I cannot recall in the past when contributions were asked other than for Red Cross and the Boy Scouts. Three elementary and two high school kids I am sort of helping out told me how expensive the “add-on” features of their daily learning instructions have become.

Free education young kids are getting from our public schools may be free in essence, but not in reality. Children are asked to buy, donate, pay or contribute just about anything.

One afternoon, they come home complaining that they have to buy materials like manila paper and pentel pen for their school project and report. On another day, they want money to buy things they need for their feeding program. And the entry of the personal computers means each child has to pay P50 every month for maintenance.

The fees, contributions, and donations vary of course from one school to another. In one high school, kids are asked to contribute money (was it P0.10?) for the water the school is getting from the barangay waterworks system. In another, children contribute a monthly amount for the light.

One afternoon, a high school student came home asking for ten pieces of bamboo splits for a project, and of course fare for her and the bamboo. And there are the notebooks kids are required to have for each subject. (They carry these, with the books, in their backpacks every day.)
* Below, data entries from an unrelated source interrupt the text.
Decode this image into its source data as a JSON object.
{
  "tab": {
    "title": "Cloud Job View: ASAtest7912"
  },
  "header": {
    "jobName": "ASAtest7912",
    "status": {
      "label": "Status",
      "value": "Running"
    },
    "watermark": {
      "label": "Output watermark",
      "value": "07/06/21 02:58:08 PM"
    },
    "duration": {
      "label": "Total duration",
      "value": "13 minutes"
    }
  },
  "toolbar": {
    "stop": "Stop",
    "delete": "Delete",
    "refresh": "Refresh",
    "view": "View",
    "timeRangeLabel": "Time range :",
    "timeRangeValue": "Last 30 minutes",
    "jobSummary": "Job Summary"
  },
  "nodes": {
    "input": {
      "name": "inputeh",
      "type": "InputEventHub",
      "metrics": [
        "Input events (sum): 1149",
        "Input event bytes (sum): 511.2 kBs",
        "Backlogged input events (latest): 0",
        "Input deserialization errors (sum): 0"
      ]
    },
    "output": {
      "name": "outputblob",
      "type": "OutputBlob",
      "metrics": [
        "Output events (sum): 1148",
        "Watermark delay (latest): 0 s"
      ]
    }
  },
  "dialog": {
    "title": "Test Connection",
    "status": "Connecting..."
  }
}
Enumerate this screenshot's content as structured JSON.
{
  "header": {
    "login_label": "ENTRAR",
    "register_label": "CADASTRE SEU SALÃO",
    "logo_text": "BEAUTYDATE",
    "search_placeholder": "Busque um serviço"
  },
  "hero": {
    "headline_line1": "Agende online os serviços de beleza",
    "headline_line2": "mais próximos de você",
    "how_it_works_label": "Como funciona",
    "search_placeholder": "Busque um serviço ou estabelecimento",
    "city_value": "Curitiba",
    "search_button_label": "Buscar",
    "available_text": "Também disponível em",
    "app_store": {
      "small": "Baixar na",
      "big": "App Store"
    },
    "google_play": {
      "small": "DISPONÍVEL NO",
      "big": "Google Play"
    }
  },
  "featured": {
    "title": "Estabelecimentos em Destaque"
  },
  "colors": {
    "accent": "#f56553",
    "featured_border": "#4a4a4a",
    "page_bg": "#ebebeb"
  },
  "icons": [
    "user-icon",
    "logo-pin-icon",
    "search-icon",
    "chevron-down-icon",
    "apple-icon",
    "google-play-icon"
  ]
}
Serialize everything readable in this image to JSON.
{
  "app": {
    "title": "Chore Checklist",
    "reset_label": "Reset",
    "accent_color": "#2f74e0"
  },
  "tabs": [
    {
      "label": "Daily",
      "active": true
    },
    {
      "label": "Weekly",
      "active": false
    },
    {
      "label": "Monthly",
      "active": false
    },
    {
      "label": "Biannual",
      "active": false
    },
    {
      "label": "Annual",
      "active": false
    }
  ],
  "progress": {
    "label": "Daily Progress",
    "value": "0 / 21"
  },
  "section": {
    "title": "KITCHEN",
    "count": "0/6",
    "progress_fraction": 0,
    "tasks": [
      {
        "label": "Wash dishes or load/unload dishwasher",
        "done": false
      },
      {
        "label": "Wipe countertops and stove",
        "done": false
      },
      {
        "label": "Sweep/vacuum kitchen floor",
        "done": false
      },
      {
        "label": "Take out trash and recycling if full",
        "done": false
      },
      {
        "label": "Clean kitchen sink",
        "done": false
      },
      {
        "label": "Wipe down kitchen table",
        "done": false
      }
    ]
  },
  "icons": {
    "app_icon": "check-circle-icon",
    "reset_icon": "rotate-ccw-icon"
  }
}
Free elementary school education for kids before World War II, and right after, was truly free. The only fee I could remember asked of us was the P0.30 for the Red Cross. Fees for the Boy Scouts and the Girl Scouts were optional.

Today, it seems that only thing truly free is the salary of teachers, who manage to survive on what a friend would jokingly refer to it as the mentors’ “starvation pay.”

Well, given the state of this republic’s finances, it is easy to understand why public schools have to depend on their wards for the supply of materials to facilitate their learning instruction. In fact, I know of a school that had to ask donations from the kids’ parents to construct latrines in each school building.